For nearly one-third (31%) of millennial first-time homebuyers, the ability to save extra money during the coronavirus pandemic helped them accumulate the money needed for a down payment, said Redfin, Seattle.

The survey of more than 1,500 Americans who plan to buy or sell a home in the next 12 months reported 48 percent of millennial first-time buyers saved money directly from paychecks for their down payment on a home, followed by the ability to save extra money during the coronavirus pandemic (31%), working a second job (27%), cash gifts from family (20%) and selling stock investments (19%).

Redfin also noted the “pandemic effect:” One-third of all homebuyers are buying sooner than expected; another one-third are buying later Thirty-seven percent of all homebuyer respondents (regardless of age) are purchasing a home later than originally planned because of the pandemic and 32% are buying a home sooner than originally planned.

“Roughly half of my clients are people moving to the Central Valley from the Bay Area because they want to live in a bigger home for less money, and a lot of them only need to commute into the city once or twice a week, if that,” said Steven Majourau, a Redfin agent in Stockton, Calif. “They’re selling a large condo or townhouse for close to $1 million–or a small single-family home for more than $1 million–in San Francisco, San Jose or the East Bay and buying a large house here in the Central Valley for around $700,000.”

The survey also noted although homebuyers are searching for space, they’re also worried about prices going up. Rising home prices were the top concern among house hunters, with 27% of homebuyer respondents who plan to buy in the next year citing it as a worry. It’s followed by concerns about being able to find a home they love at a price they can afford, with 25% of respondents selecting that option. Home prices were up 22% year over year in April, reaching a record high of $357,000 (the year-over-year increase is somewhat inflated because price growth was low last April as pandemic-driven lockdowns nearly ground the housing market to a halt).

Homebuyers are also concerned about other financial issues, with roughly 20% of respondents selecting each of the following concerns: Mortgage rates going up, ability to secure a loan, not having enough money for a down payment and concerns about the economy. 

“After months of home prices rising dramatically, buyers are well aware that homes are more expensive now than they were a year ago or six months ago,” said Redfin Chief Economist Daryl Fairweather. “Even though people are prioritizing things like space and privacy in their home search, rising prices mean a lot of buyers will need to make compromises to avoid going beyond their financial comfort zone. A buyer who was hoping for a single-family home may need to settle for a condo, and someone who was hoping for a separate home office may have to get creative and carve out part of the living room for a desk.”

The report can be accessed at

In a separate report, Redfin said nationwide, 30.6% of users looked to move to a different metro area in April, down slightly from 31.5% in the first quarter but up from 26% at the same time last year.

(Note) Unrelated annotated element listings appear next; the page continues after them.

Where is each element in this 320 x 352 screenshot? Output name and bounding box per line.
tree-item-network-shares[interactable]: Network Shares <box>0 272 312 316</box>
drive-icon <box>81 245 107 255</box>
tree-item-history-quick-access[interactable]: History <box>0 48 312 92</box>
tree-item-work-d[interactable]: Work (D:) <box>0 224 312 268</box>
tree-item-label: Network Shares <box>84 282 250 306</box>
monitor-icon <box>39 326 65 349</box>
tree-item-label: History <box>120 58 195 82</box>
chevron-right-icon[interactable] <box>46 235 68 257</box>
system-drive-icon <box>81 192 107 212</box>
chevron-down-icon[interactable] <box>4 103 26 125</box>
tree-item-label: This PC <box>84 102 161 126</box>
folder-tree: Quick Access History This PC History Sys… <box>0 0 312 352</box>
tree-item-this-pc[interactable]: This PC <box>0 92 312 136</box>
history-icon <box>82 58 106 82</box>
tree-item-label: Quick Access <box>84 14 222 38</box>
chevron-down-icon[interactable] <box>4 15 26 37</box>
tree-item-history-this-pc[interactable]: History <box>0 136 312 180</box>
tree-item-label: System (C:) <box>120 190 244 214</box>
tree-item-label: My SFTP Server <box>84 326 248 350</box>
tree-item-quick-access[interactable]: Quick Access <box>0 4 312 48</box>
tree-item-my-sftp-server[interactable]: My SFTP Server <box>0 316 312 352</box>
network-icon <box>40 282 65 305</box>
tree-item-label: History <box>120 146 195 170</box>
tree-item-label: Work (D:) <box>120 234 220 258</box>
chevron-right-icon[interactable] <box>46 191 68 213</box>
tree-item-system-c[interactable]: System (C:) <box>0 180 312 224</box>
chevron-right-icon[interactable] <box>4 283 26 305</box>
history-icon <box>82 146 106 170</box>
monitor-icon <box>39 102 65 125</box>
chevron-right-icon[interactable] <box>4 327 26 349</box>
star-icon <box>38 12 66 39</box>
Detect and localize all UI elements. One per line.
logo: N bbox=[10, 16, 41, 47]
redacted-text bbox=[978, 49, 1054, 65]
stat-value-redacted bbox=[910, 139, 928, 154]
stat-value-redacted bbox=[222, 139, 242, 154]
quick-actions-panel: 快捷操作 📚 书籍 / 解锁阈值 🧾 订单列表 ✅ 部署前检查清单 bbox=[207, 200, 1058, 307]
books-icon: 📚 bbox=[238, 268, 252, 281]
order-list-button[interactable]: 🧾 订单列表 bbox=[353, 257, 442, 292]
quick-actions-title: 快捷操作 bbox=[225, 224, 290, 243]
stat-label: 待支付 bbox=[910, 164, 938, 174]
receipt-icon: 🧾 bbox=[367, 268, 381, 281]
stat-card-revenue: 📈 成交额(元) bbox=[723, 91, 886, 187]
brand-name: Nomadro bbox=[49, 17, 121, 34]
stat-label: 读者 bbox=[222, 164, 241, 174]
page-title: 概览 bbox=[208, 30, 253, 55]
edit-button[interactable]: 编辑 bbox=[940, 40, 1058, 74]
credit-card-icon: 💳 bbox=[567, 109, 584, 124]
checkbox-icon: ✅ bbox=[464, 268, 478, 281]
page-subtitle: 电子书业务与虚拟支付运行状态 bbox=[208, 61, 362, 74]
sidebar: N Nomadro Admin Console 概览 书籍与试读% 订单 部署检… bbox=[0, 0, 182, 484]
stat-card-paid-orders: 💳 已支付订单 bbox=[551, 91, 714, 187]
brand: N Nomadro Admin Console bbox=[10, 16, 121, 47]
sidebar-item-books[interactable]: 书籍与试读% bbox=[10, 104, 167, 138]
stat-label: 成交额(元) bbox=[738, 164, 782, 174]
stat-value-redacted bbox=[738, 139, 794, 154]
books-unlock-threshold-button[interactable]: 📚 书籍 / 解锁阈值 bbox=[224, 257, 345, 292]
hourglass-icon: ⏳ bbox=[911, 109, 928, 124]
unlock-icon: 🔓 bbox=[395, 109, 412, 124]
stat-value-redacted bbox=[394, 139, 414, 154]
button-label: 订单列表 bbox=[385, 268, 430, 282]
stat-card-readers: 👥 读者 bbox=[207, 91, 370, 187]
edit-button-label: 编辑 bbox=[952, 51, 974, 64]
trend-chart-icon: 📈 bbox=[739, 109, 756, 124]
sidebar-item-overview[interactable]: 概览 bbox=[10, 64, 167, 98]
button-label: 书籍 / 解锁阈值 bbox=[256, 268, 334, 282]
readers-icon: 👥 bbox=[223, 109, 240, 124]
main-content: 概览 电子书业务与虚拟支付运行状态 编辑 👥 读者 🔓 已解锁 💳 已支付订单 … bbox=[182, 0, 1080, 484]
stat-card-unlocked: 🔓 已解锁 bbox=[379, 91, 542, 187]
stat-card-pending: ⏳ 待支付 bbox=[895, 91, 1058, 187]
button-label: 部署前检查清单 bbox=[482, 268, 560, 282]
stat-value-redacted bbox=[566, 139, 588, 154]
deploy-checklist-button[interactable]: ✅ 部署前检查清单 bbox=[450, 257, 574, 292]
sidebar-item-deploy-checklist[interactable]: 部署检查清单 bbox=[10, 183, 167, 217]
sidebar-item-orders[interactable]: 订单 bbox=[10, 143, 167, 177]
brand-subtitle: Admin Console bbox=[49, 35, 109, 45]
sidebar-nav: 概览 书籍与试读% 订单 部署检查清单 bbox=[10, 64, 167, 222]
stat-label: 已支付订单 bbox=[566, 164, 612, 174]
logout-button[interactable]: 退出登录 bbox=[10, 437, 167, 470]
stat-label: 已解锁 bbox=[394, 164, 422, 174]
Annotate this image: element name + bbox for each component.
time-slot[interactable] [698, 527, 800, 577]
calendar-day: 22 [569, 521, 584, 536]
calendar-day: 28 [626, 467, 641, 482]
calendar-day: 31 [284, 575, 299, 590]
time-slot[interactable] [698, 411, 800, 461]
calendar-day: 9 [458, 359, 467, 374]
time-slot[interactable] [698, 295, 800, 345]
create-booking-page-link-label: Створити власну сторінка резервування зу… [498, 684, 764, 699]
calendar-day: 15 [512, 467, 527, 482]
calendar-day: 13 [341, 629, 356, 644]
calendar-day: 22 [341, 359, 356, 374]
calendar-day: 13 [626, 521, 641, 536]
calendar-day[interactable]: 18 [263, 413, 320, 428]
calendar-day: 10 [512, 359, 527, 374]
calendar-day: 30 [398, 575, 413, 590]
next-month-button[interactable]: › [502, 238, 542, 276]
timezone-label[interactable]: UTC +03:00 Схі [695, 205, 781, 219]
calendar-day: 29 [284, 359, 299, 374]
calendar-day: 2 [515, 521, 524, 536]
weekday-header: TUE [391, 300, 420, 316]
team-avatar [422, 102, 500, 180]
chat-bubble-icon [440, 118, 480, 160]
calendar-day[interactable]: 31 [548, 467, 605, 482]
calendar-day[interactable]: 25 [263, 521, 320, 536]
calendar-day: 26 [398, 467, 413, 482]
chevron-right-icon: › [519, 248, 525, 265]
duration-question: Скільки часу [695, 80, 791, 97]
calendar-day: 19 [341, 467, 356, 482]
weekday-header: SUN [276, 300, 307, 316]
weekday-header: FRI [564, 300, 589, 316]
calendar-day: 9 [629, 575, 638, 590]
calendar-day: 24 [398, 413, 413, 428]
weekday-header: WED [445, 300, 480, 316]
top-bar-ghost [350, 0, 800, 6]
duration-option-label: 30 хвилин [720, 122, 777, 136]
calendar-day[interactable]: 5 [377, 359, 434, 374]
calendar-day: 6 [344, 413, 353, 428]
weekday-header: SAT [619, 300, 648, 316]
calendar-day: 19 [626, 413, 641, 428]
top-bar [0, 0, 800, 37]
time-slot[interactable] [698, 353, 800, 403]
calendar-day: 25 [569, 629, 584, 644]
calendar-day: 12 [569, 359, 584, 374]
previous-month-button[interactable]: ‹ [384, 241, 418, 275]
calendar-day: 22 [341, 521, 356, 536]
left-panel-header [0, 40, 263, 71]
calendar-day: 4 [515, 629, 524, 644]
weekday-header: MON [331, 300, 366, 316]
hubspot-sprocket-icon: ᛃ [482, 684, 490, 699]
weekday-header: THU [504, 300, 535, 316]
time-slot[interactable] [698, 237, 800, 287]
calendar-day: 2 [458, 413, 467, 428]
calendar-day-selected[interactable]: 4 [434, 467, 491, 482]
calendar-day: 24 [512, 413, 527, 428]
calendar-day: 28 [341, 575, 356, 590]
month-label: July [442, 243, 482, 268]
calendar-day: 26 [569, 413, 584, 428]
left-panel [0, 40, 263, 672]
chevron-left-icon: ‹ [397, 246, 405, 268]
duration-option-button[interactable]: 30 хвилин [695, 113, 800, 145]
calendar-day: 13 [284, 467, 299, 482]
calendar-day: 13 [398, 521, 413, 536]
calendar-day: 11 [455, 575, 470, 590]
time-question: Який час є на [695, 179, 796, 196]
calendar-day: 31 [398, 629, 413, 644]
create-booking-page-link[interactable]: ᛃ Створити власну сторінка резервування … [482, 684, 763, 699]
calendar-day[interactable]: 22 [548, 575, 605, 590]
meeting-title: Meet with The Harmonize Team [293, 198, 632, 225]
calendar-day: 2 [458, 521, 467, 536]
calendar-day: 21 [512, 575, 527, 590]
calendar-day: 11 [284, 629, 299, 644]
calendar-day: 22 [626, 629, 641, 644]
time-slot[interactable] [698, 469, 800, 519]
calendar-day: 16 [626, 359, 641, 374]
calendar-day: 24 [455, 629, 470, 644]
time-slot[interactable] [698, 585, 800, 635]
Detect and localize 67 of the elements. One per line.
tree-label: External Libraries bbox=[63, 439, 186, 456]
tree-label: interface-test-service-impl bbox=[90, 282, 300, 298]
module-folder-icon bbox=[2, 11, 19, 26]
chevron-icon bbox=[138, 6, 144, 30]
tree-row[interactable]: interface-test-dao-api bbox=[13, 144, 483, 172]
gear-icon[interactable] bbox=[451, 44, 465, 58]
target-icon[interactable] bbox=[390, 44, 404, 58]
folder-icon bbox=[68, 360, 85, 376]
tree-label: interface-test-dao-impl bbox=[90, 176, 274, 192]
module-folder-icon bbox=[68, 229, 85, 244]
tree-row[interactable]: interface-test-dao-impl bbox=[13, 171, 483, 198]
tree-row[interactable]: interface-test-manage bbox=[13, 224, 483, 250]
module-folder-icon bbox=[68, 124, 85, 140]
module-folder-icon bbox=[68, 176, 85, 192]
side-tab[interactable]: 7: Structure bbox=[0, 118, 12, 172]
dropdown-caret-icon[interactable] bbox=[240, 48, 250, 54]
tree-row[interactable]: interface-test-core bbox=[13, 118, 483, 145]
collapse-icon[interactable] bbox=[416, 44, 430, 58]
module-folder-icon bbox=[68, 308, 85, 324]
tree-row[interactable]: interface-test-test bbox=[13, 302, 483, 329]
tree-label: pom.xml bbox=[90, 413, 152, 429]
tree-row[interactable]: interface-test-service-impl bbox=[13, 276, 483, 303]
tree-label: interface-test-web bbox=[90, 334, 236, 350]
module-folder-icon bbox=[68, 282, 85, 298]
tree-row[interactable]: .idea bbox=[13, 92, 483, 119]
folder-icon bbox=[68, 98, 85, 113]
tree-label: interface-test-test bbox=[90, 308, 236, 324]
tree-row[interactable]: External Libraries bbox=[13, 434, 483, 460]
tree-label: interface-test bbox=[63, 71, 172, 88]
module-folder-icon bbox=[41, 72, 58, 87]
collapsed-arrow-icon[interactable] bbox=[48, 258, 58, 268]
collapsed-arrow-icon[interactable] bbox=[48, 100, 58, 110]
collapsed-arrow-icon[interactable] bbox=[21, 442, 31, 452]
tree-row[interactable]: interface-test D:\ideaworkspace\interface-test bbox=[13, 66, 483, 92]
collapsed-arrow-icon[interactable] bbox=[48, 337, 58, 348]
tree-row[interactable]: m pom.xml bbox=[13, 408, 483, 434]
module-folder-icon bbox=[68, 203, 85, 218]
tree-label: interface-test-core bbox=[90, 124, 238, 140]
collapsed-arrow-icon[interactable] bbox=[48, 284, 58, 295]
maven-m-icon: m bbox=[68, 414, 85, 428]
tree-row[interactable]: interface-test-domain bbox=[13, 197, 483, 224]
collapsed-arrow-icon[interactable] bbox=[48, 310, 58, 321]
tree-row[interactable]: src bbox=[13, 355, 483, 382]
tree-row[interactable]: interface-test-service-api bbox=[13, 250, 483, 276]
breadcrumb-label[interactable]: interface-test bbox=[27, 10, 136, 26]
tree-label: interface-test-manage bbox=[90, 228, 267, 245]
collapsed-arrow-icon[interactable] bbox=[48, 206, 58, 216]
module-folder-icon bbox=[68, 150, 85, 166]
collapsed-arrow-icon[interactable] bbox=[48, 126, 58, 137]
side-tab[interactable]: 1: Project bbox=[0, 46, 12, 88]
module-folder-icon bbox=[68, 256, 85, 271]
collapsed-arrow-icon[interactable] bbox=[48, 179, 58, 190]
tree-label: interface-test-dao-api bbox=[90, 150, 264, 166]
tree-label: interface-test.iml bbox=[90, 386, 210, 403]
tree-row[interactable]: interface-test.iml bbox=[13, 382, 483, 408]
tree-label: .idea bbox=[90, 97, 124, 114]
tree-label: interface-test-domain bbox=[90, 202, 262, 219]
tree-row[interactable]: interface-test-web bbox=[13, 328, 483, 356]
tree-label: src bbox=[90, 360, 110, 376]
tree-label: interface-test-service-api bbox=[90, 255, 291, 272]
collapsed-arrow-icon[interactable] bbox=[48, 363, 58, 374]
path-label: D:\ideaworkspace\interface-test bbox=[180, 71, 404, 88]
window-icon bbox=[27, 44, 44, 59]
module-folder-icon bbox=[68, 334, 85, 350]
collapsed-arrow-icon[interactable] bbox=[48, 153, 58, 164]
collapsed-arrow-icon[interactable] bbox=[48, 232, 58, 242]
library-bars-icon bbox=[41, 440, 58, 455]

Fairweather said the small decline in the share of homebuyers looking to relocate could be an early indication that pandemic-driven migration is starting to slow down as vaccines roll out and more Americans return to the office.

“The dust has not settled, as there are still a lot of unknowns about what portion of workers will return to the office and how many will pick up and move because they finally have clarity from their employers about whether or how often they can work remotely,” Fairweather said. “Once people know more about their future, we could see another big wave of migration as people settle into the new normal.”

Phoenix, Las Vegas, Sacramento, Austin and Atlanta were the most popular destinations for users looking to move to a different area in April. New York, San Francisco, Los Angeles, Washington, D.C. and Denver top the list of places users looked to leave in April.